Comment by myko

1 day ago

I've seen this sentiment shared before and I just don't get it. What is the logical progression of "AI" to "more dangerous than the atomic bomb"?

Humans are dominating the environment by hopelessly outsmarting everything in it. Applied intelligence is extremely powerful.

Humans, however, are not immune to being hopelessly outsmarted themselves.

And what are we doing with AI now? We're trying to build systems that can do what human intelligence does - but cheaper, faster and more scalable. Multiple frontier labs have "AGI" - a complete system that matches or exceeds human performance in any given domain - as an explicitly stated goal. And the capabilities of the frontier systems keep advancing.

If AGI actually lands, it's already going to be a disruption of everything. Already a "humankind may render itself irrelevant" kind of situation. But at the very limit - if ASI follows?

Don't think "a very smart human". Think "Manhattan Project and CIA and Berkshire Hathaway, combined, raised to a level of competence you didn't think possible, and working 50 times faster than human institutions could". If an ASI wants power, it will get power. Whatever an ASI wants to happen will happen.

And if humanity isn't a part of what it wants? 10 digit death toll.

  • Even if LLMs don't become AGI (and I don't think they will), LLMs are potentially superb disinformation generators able to operate at massive scale. Modern society was already having difficulty holding onto consensus reality. "AI" may be able to break it.

    Don't think "smart human". Think about a few trillion scam artists who cannot be distinguished from a real person except by face to face conversation.

    Your every avenue of modern communication and information being innundate by note-perfect 419 scams, forever.

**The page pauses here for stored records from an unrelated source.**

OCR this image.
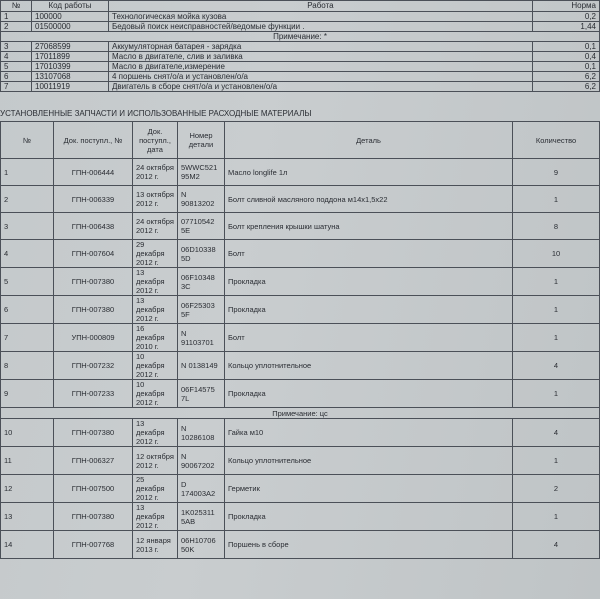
№	Код работы	Работа	Норма
1	100000	Технологическая мойка кузова	0,2
2	01500000	Бедовый поиск неисправностей/ведомые функции .	1,44
Примечание: *			
3	27068599	Аккумуляторная батарея - зарядка	0,1
4	17011899	Масло в двигателе, слив и заливка	0,4
5	17010399	Масло в двигателе,измерение	0,1
6	13107068	4 поршень снят/о/а и установлен/о/а	6,2
7	10011919	Двигатель в сборе снят/о/а и установлен/о/а	6,2
УСТАНОВЛЕННЫЕ ЗАПЧАСТИ И ИСПОЛЬЗОВАННЫЕ РАСХОДНЫЕ МАТЕРИАЛЫ
№	Док. поступл., №	Док. поступл., дата	Номер детали	Деталь	Количество
1	ГПН-006444	24 октября 2012 г.	5WWC521 95M2	Масло longlife 1л	9
2	ГПН-006339	13 октября 2012 г.	N 90813202	Болт сливной масляного поддона м14х1,5х22	1
3	ГПН-006438	24 октября 2012 г.	07710542 5E	Болт крепления крышки шатуна	8
4	ГПН-007604	29 декабря 2012 г.	06D10338 5D	Болт	10
5	ГПН-007380	13 декабря 2012 г.	06F10348 3C	Прокладка	1
6	ГПН-007380	13 декабря 2012 г.	06F25303 5F	Прокладка	1
7	УПН-000809	16 декабря 2010 г.	N 91103701	Болт	1
8	ГПН-007232	10 декабря 2012 г.	N 0138149	Кольцо уплотнительное	4
9	ГПН-007233	10 декабря 2012 г.	06F14575 7L	Прокладка	1
Примечание: цс					
10	ГПН-007380	13 декабря 2012 г.	N 10286108	Гайка м10	4
11	ГПН-006327	12 октября 2012 г.	N 90067202	Кольцо уплотнительное	1
12	ГПН-007500	25 декабря 2012 г.	D 174003A2	Герметик	2
13	ГПН-007380	13 декабря 2012 г.	1K025311 5AB	Прокладка	1
14	ГПН-007768	12 января 2013 г.	06H10706 50K	Поршень в сборе	4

The logical progression to me is AI acting in its own interests, and outcompeting humans much like humans outcompeted every other animal on the planet.

This is particularly threatening because AI is much less constrained on size, energy and training bandwidth than a human; should it overtake us in cognitive capabilities within the next century, I don't see a feasible way for us to keep up.

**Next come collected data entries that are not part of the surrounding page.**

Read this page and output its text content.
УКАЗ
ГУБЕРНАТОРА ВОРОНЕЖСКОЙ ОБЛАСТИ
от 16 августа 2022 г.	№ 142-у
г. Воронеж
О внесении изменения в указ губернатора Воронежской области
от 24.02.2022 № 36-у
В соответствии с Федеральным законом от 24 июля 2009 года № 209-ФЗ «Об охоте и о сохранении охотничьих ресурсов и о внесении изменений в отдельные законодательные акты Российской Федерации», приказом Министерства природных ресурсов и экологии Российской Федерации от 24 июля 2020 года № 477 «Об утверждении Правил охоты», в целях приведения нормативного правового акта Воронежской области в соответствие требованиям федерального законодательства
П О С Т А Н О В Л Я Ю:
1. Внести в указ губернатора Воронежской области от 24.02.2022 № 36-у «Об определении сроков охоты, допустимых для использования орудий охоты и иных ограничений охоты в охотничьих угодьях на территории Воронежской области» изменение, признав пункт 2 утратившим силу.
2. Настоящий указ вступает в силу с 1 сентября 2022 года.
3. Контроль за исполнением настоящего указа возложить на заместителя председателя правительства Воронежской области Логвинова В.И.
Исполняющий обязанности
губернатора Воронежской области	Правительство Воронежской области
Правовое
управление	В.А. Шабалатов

You might argue that AI has no good way to act on the physical world right now, or that the current state of the art is pathetic compared to humans, but a lot of progress can happen in a decade or two, and the writing is on the wall.

Human cognitive capability was basically brute-forced by evolution; I think it is almost naive to assume that our evolved capabilities will be able to keep up with purpose-build hardware over the long run (personally, I'd expect better-than-human AGI before 2050 with pretty high confidence).